The thicker trees thinned, and the edge of the Wheeler backyard appeared– the fence, the shed, Will sagged in relief.
And Henry stopped there.
“I’ll leave you here,” he said, “Don’t want your folks thinking some government guy’s spying on them”
Holly waved up at him. “Can I see the mud thing again sometime? You said there’s bugs in it!”
“If your mom says it’s okay,” Henry replied. “And if we need to check the soil again.” His gaze slid back to Will,“You keep an eye on her, alright? Not everybody out here means well.”
Will frowned, he didn’t like what Henry was trying to imply. “Yeah, I know.”
Henry dipped his head. “Good meeting you, Will. I’ll be around town a while. Maybe I’ll see you again.”
Will hoped they wouldn’t, but apparently Holly had the complete opposite wish. “Do you want to come inside?” She asked brightly, “Will can show you his drawings!”
Will’s heart jumped. “Holly, no,” he hissed to her ears, “We’re not supposed to let strangers in when it’s just us.”
Holly paused, then rerouted instantly. “Well, then Henry can come tomorrow! We’re having a birthday dinner for Will. Everyone will be here, so it’s okay!”
Will froze.
“That’s very kind of you, Holly,” Henry said softly, eyes gentle on Will. “I’ll… think about it.”
Holly darted up the porch steps, already chattering about snacks.
Henry took a few steps away, then paused.
Will lingered on the porch.
The man walked along the treeline, sunlight catching his hair, his figure clean and composed, he’s just a man, just a man.
Will waited, waited until Henry was out of his sight, out of the Wheelers’ house area, out from the neighborhood, out–
Henry stopped a couple feet away from the road, turning his head just enough to look back at Will.
Suddenly a rush of heat and chill twisted up his spine, crawling and clawing at his nape. His breath’s caught in his lungs.
Will broke eye contact too fast, nearly stumbling as he rushed inside. The door clattered in its frame, he locked it once, twice and heaved against it. God, how’d he become this pathetic? He couldn’t even interact with a stranger without wanting to run and hide.
Holly stood in the kitchen doorway, completely unfazed by what they’d just expereinced. “Will, can you make me a snack?”
His mouth felt too dry to speak, so Will just nodded, stepping past her, falling into familiar motions, opening cabinets, grabbing bread, spreading peanut butter.
When she finally settled in front of the TV, Will stopped at the kitchen counter.
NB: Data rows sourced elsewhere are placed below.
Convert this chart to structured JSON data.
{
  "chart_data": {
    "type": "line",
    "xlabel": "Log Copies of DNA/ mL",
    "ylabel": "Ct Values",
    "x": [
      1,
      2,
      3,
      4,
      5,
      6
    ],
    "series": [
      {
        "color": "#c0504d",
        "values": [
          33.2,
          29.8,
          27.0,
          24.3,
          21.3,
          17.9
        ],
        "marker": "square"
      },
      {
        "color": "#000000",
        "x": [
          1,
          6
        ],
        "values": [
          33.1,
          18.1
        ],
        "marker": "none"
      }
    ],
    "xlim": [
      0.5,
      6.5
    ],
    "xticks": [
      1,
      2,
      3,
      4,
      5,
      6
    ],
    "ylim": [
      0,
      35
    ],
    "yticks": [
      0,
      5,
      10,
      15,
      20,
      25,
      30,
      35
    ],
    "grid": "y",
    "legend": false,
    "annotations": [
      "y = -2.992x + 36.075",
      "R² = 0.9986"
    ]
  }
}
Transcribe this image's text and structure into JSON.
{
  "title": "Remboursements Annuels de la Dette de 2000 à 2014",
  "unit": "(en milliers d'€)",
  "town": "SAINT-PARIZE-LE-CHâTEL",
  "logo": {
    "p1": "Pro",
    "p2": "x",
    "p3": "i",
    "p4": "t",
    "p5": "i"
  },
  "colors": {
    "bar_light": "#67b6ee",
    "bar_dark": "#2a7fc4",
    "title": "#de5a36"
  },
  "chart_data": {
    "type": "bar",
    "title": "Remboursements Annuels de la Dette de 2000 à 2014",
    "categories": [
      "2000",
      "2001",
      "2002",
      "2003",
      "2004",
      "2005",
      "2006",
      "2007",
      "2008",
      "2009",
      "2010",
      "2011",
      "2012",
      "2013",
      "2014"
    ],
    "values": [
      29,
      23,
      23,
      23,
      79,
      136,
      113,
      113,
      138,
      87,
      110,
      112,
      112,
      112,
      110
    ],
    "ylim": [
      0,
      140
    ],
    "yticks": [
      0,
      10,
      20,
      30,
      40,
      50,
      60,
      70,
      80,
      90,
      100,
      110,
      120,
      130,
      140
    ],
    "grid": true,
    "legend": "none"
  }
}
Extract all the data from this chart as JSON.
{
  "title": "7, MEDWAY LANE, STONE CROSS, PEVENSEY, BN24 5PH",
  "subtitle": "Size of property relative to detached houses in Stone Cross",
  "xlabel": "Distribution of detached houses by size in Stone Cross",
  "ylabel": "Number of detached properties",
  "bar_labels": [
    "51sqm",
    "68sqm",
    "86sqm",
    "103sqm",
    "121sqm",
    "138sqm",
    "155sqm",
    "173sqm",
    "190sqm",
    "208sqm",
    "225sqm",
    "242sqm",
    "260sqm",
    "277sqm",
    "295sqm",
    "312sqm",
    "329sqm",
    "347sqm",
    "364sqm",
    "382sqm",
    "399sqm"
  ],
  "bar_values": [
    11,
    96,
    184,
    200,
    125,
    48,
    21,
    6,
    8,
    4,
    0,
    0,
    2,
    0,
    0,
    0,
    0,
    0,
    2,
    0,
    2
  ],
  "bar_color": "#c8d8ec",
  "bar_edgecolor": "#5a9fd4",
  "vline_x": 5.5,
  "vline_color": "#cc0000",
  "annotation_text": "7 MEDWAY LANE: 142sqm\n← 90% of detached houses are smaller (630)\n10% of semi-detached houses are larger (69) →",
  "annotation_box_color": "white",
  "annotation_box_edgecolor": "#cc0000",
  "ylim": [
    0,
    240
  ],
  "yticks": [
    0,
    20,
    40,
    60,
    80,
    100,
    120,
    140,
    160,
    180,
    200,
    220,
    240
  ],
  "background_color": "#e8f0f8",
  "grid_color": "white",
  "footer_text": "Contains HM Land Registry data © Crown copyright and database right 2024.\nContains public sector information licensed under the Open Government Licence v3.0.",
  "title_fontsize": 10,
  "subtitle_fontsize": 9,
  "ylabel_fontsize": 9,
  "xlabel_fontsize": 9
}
Hands on the surface. Head down. Still breathing too fast.
So, so useless and pathetic. How did even manage to let himself think that he could take care of Holly like Jonathan did to him when he almost lost her to woods over a fucking game of hide and seek? How could he even protect her when he’s out of his mind paranoid and scared over some random man who’d actually help him from losing Holly at all?
The sandwich he made for himself sat on the counter, abandoned, and despite the apparent hunger sitting expectantly in his stomach, Will couldn’t find the strength to eat.
He could still feel it lodging inside his throat.